Как же он не побоялся опубликовать письмо, спросите вы? Отвечу: у людей этого склада, нервных, всегда трепещущих, – страх перед молчанием оказывается сильней всех прочих. Сколько раз сам замечал и от друзей слышал: написал, напечатал, а перечитывать боюсь. Сказать вслух – единственная доступная Чаадаеву аутотерапия, одно возможное облегчение. Именно поэтому он пытался опубликовать письма через Пушкина еще в 1831 году и не отказался от этого намерения в 1836-м, специально попросив Кетчера – переводчика Шекспира – подготовить русский текст. Сам он о своей русской прозе судил строго – по-французски получалось, а наш язык казался ему не приспособленным для философствования.
Суть учения
Соответственно и главные мысли Чаадаева суть мысли человека, которого пугает и отвращает все грубое, примитивное и земное – но восхищает и увлекает небесное; отпугивают имманентности, но привлекают смыслы. А Россия как раз очень имманентна, исповедует принцип «где родился, там пригодился», любит своих за то, что они свои, и себя – за то, что она у себя одна. Тут основание для дружбы – землячество, основание для любви – зов плоти. Уважают простоту, органику, природность. Для Чаадаева природность – злейший враг, он любит только умышленное, и воплощением, вершиной умышленности является для него, понятное дело, католичество. Веровать в закон, следовать ему, поклоняться непрагматическим ценностям, полагать высшей добродетелью способность последовательно исповедовать незыблемые правила и четко представлять себе идеал – вот назначение человека; к национальности и корням – никакого почтения. Европа тем и прекрасна, что отказалась от всех родовых признаков ради привнесенного – католичества; в этом ему и видится суть христианства. (Пушкин в письме робко возражает: не кажется ли ему, что суть христианства все-таки в Христе?). Европа для Чаадаева – апофеоз рукотворности, умышленности, ухода от грубой телесности в каменное кружево, плетение словес, иезуитскую дотошность толкований. Европа движется разомкнутым путем, это называется «прогрессом», тогда как «У нас в крови есть нечто, отрицающее любой прогресс». Совершенно справедливо.
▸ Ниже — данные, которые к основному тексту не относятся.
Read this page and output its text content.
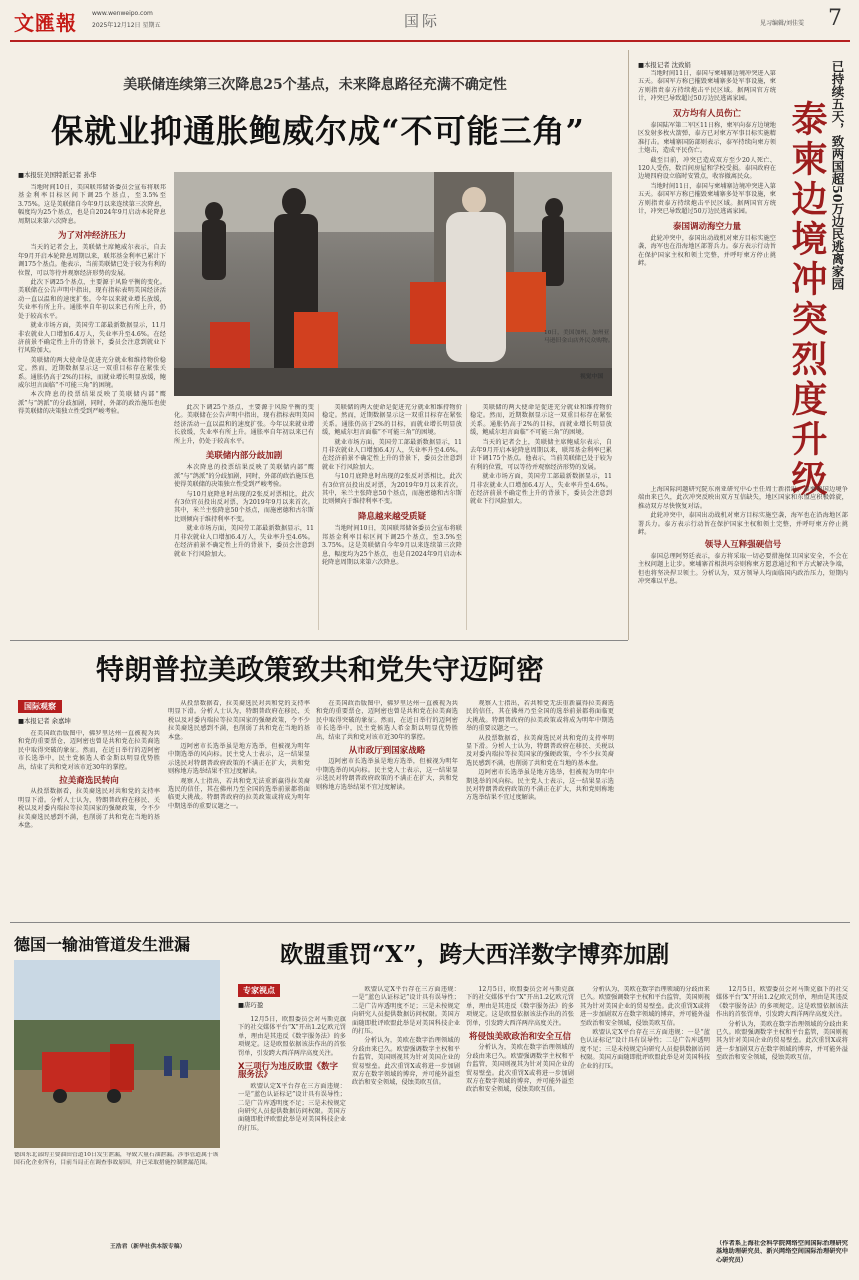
文匯報	www.wenweipo.com
2025年12月12日 星期五	国际	见习编辑/刘佳雯 7
美联储连续第三次降息25个基点，未来降息路径充满不确定性
保就业抑通胀鲍威尔成“不可能三角”
■本报驻美国特派记者 孙华

当地时间10日，美国联邦储备委员会宣布将联邦基金利率目标区间下调25个基点，至3.5%至3.75%。这是美联储自今年9月以来连续第三次降息，幅度均为25个基点，也是自2024年9月启动本轮降息周期以来第六次降息。

为了对冲经济压力

当天的记者会上，美联储主席鲍威尔表示，自去年9月开启本轮降息周期以来，联邦基金利率已累计下调175个基点。他表示，当前美联储已处于较为有利的位置，可以等待并观察经济形势的发展。

此次下调25个基点，主要源于风险平衡的变化。美联储在公告声明中指出，现有指标表明美国经济活动一直以温和的速度扩张。今年以来就业增长放缓，失业率有所上升。通胀率自年初以来已有所上升，仍处于较高水平。

就业市场方面，美国劳工部最新数据显示，11月非农就业人口增加6.4万人，失业率升至4.6%。在经济前景不确定性上升的背景下，委员会注意到就业下行风险加大。

美联储的两大使命是促进充分就业和维持物价稳定。然而，近期数据显示这一双重目标存在紧张关系。通胀仍高于2%的目标，而就业增长明显放缓，鲍威尔坦言面临“不可能三角”的困境。

本次降息的投票结果反映了美联储内部“鹰派”与“鸽派”的分歧加剧，同时，外部的政治施压也使得美联储的决策独立性受到严峻考验。

10日，美国加州，加州亚马逊旧金山店外民众购物。
视觉中国

此次下调25个基点，主要源于风险平衡的变化。美联储在公告声明中指出，现有指标表明美国经济活动一直以温和的速度扩张。今年以来就业增长放缓，失业率有所上升。通胀率自年初以来已有所上升，仍处于较高水平。

美联储内部分歧加剧

本次降息的投票结果反映了美联储内部“鹰派”与“鸽派”的分歧加剧，同时，外部的政治施压也使得美联储的决策独立性受到严峻考验。

与10月底降息时出现的2张反对票相比，此次有3位官员投出反对票，为2019年9月以来首次。其中，米兰主张降息50个基点，而施密德和古尔斯比则倾向于维持利率不变。

就业市场方面，美国劳工部最新数据显示，11月非农就业人口增加6.4万人，失业率升至4.6%。在经济前景不确定性上升的背景下，委员会注意到就业下行风险加大。

美联储的两大使命是促进充分就业和维持物价稳定。然而，近期数据显示这一双重目标存在紧张关系。通胀仍高于2%的目标，而就业增长明显放缓，鲍威尔坦言面临“不可能三角”的困境。

就业市场方面，美国劳工部最新数据显示，11月非农就业人口增加6.4万人，失业率升至4.6%。在经济前景不确定性上升的背景下，委员会注意到就业下行风险加大。

与10月底降息时出现的2张反对票相比，此次有3位官员投出反对票，为2019年9月以来首次。其中，米兰主张降息50个基点，而施密德和古尔斯比则倾向于维持利率不变。

降息越来越受质疑

当地时间10日，美国联邦储备委员会宣布将联邦基金利率目标区间下调25个基点，至3.5%至3.75%。这是美联储自今年9月以来连续第三次降息，幅度均为25个基点，也是自2024年9月启动本轮降息周期以来第六次降息。

美联储的两大使命是促进充分就业和维持物价稳定。然而，近期数据显示这一双重目标存在紧张关系。通胀仍高于2%的目标，而就业增长明显放缓，鲍威尔坦言面临“不可能三角”的困境。

当天的记者会上，美联储主席鲍威尔表示，自去年9月开启本轮降息周期以来，联邦基金利率已累计下调175个基点。他表示，当前美联储已处于较为有利的位置，可以等待并观察经济形势的发展。

就业市场方面，美国劳工部最新数据显示，11月非农就业人口增加6.4万人，失业率升至4.6%。在经济前景不确定性上升的背景下，委员会注意到就业下行风险加大。

■本报记者 沈致娟	已持续五天，致两国超50万边民逃离家园
泰柬边境冲突烈度升级

当地时间11日，泰国与柬埔寨边境冲突进入第五天。泰国军方称已摧毁柬埔寨多处军事设施，柬方则指责泰方持续炮击平民区域。据两国官方统计，冲突已导致超过50万边民逃离家园。

双方均有人员伤亡

泰国陆军第二军区11日称，柬军向泰方边境地区发射多枚火箭弹，泰方已对柬方军事目标实施精准打击。柬埔寨国防部则表示，泰军持续向柬方领土炮击，造成平民伤亡。

截至目前，冲突已造成双方至少20人死亡、120人受伤，数百间房屋和学校受损。泰国政府在边境四府设立临时安置点，收容撤离民众。

当地时间11日，泰国与柬埔寨边境冲突进入第五天。泰国军方称已摧毁柬埔寨多处军事设施，柬方则指责泰方持续炮击平民区域。据两国官方统计，冲突已导致超过50万边民逃离家园。

泰国调动海空力量

此轮冲突中，泰国出动战机对柬方目标实施空袭，海军也在沿海地区部署兵力。泰方表示行动旨在保护国家主权和领土完整，并呼吁柬方停止挑衅。

上海国际问题研究院东南亚研究中心主任周士新指出，泰柬两国边境争端由来已久，此次冲突反映出双方互信缺失，地区国家和东盟应积极斡旋，推动双方尽快恢复对话。

此轮冲突中，泰国出动战机对柬方目标实施空袭，海军也在沿海地区部署兵力。泰方表示行动旨在保护国家主权和领土完整，并呼吁柬方停止挑衅。

领导人互释强硬信号

泰国总理阿努廷表示，泰方将采取一切必要措施保卫国家安全，不会在主权问题上让步。柬埔寨首相洪玛奈则称柬方愿意通过和平方式解决争端，但也将坚决捍卫领土。分析认为，双方领导人均面临国内政治压力，短期内冲突难以平息。

特朗普拉美政策致共和党失守迈阿密
国际观察
■本报记者 余嘉坤

在美国政治版图中，佛罗里达州一直被视为共和党的重要票仓，迈阿密也曾是共和党在拉美裔选民中取得突破的象征。然而，在近日举行的迈阿密市长选举中，民主党候选人希金斯以明显优势胜出，结束了共和党对该市近30年的掌控。

拉美裔选民转向

从投票数据看，拉美裔选民对共和党的支持率明显下滑。分析人士认为，特朗普政府在移民、关税以及对委内瑞拉等拉美国家的强硬政策，令不少拉美裔选民感到不满，也削弱了共和党在当地的基本盘。

从投票数据看，拉美裔选民对共和党的支持率明显下滑。分析人士认为，特朗普政府在移民、关税以及对委内瑞拉等拉美国家的强硬政策，令不少拉美裔选民感到不满，也削弱了共和党在当地的基本盘。

迈阿密市长选举虽是地方选举，但被视为明年中期选举的风向标。民主党人士表示，这一结果显示选民对特朗普政府政策的不满正在扩大，共和党则称地方选举结果不宜过度解读。

观察人士指出，若共和党无法重新赢得拉美裔选民的信任，其在佛州乃至全国的选举前景都将面临更大挑战。特朗普政府的拉美政策或将成为明年中期选举的重要议题之一。

在美国政治版图中，佛罗里达州一直被视为共和党的重要票仓，迈阿密也曾是共和党在拉美裔选民中取得突破的象征。然而，在近日举行的迈阿密市长选举中，民主党候选人希金斯以明显优势胜出，结束了共和党对该市近30年的掌控。

从市政厅到国家战略

迈阿密市长选举虽是地方选举，但被视为明年中期选举的风向标。民主党人士表示，这一结果显示选民对特朗普政府政策的不满正在扩大，共和党则称地方选举结果不宜过度解读。

观察人士指出，若共和党无法重新赢得拉美裔选民的信任，其在佛州乃至全国的选举前景都将面临更大挑战。特朗普政府的拉美政策或将成为明年中期选举的重要议题之一。

从投票数据看，拉美裔选民对共和党的支持率明显下滑。分析人士认为，特朗普政府在移民、关税以及对委内瑞拉等拉美国家的强硬政策，令不少拉美裔选民感到不满，也削弱了共和党在当地的基本盘。

迈阿密市长选举虽是地方选举，但被视为明年中期选举的风向标。民主党人士表示，这一结果显示选民对特朗普政府政策的不满正在扩大，共和党则称地方选举结果不宜过度解读。

德国一输油管道发生泄漏
德国东北部的主要油田管道10日发生泄漏，导致大量石油泄漏。涉事管道属于该国石化企业所有，目前当局正在调查事故原因，并已采取措施控制泄漏范围。
王浩君（新华社供本版专稿）
欧盟重罚“X”，跨大西洋数字博弈加剧
专家视点
■唐巧盈

12月5日，欧盟委员会对马斯克旗下的社交媒体平台“X”开出1.2亿欧元罚单，理由是其违反《数字服务法》的多项规定。这是欧盟依据该法作出的首张罚单，引发跨大西洋两岸高度关注。

X三项行为违反欧盟《数字服务法》

欧盟认定X平台存在三方面违规：一是“蓝色认证标记”设计具有误导性；二是广告库透明度不足；三是未按规定向研究人员提供数据访问权限。美国方面随即批评欧盟此举是对美国科技企业的打压。

欧盟认定X平台存在三方面违规：一是“蓝色认证标记”设计具有误导性；二是广告库透明度不足；三是未按规定向研究人员提供数据访问权限。美国方面随即批评欧盟此举是对美国科技企业的打压。

分析认为，美欧在数字治理领域的分歧由来已久。欧盟强调数字主权和平台监管，美国则视其为针对美国企业的贸易壁垒。此次重罚X或将进一步加剧双方在数字领域的博弈，并可能外溢至政治和安全领域，侵蚀美欧互信。

12月5日，欧盟委员会对马斯克旗下的社交媒体平台“X”开出1.2亿欧元罚单，理由是其违反《数字服务法》的多项规定。这是欧盟依据该法作出的首张罚单，引发跨大西洋两岸高度关注。

将侵蚀美欧政治和安全互信

分析认为，美欧在数字治理领域的分歧由来已久。欧盟强调数字主权和平台监管，美国则视其为针对美国企业的贸易壁垒。此次重罚X或将进一步加剧双方在数字领域的博弈，并可能外溢至政治和安全领域，侵蚀美欧互信。

分析认为，美欧在数字治理领域的分歧由来已久。欧盟强调数字主权和平台监管，美国则视其为针对美国企业的贸易壁垒。此次重罚X或将进一步加剧双方在数字领域的博弈，并可能外溢至政治和安全领域，侵蚀美欧互信。

欧盟认定X平台存在三方面违规：一是“蓝色认证标记”设计具有误导性；二是广告库透明度不足；三是未按规定向研究人员提供数据访问权限。美国方面随即批评欧盟此举是对美国科技企业的打压。

12月5日，欧盟委员会对马斯克旗下的社交媒体平台“X”开出1.2亿欧元罚单，理由是其违反《数字服务法》的多项规定。这是欧盟依据该法作出的首张罚单，引发跨大西洋两岸高度关注。

分析认为，美欧在数字治理领域的分歧由来已久。欧盟强调数字主权和平台监管，美国则视其为针对美国企业的贸易壁垒。此次重罚X或将进一步加剧双方在数字领域的博弈，并可能外溢至政治和安全领域，侵蚀美欧互信。

（作者系上海社会科学院网络空间国际治理研究基地助理研究员、新兴网络空间国际治理研究中心研究员）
«Пускай поверхностная философия сколько угодно шумит по поводу религиозных войн, костров, зажженных нетерпимостью; что касается нас, мы можем только завидовать судьбе народов, которые в этом столкновении убеждений, в этих кровавых схватках в защиту истины создали себе мир понятий, какого мы не можем себе даже и представить, а не то что перенестись туда телом и душою, как мы на это притязаем». Вот с этого места уже интересно. Это и значит, что для Чаадаева любой прогресс – даже самый кровавый – выглядит лучше внеисторического бытия. Впоследствии в нашей истории появятся и «столкновения убеждений», и «кровавые схватки в защиту истины» – 1917 год осуществит заветную чаадаевскую мечту: история начнется. И немедленно закончится – потому что советское очень быстро пожрется русским; движение к вершинам прогресса сменится родным бессмысленным самоистреблением, а потом летаргией. «Последняя их революция, которой они обязаны своей свободой и процветанием, а также и вся последовательность событий, приведших к этой революции, начиная с Генриха VIII, не что иное, как религиозное развитие», – сказано у Чаадаева про англичан, но ведь и про Россию тоже. Однако англичане устремились далее по пути религиозного развития, а русские так до конца ни во что и не уверовали. По Чаадаеву, история начинается тогда, когда у всех граждан страны появляются твердые убеждения, когда у власти и народа возникает ответственность друг перед другом, – иными словами, когда из объекта истории народ становится ее субъектом.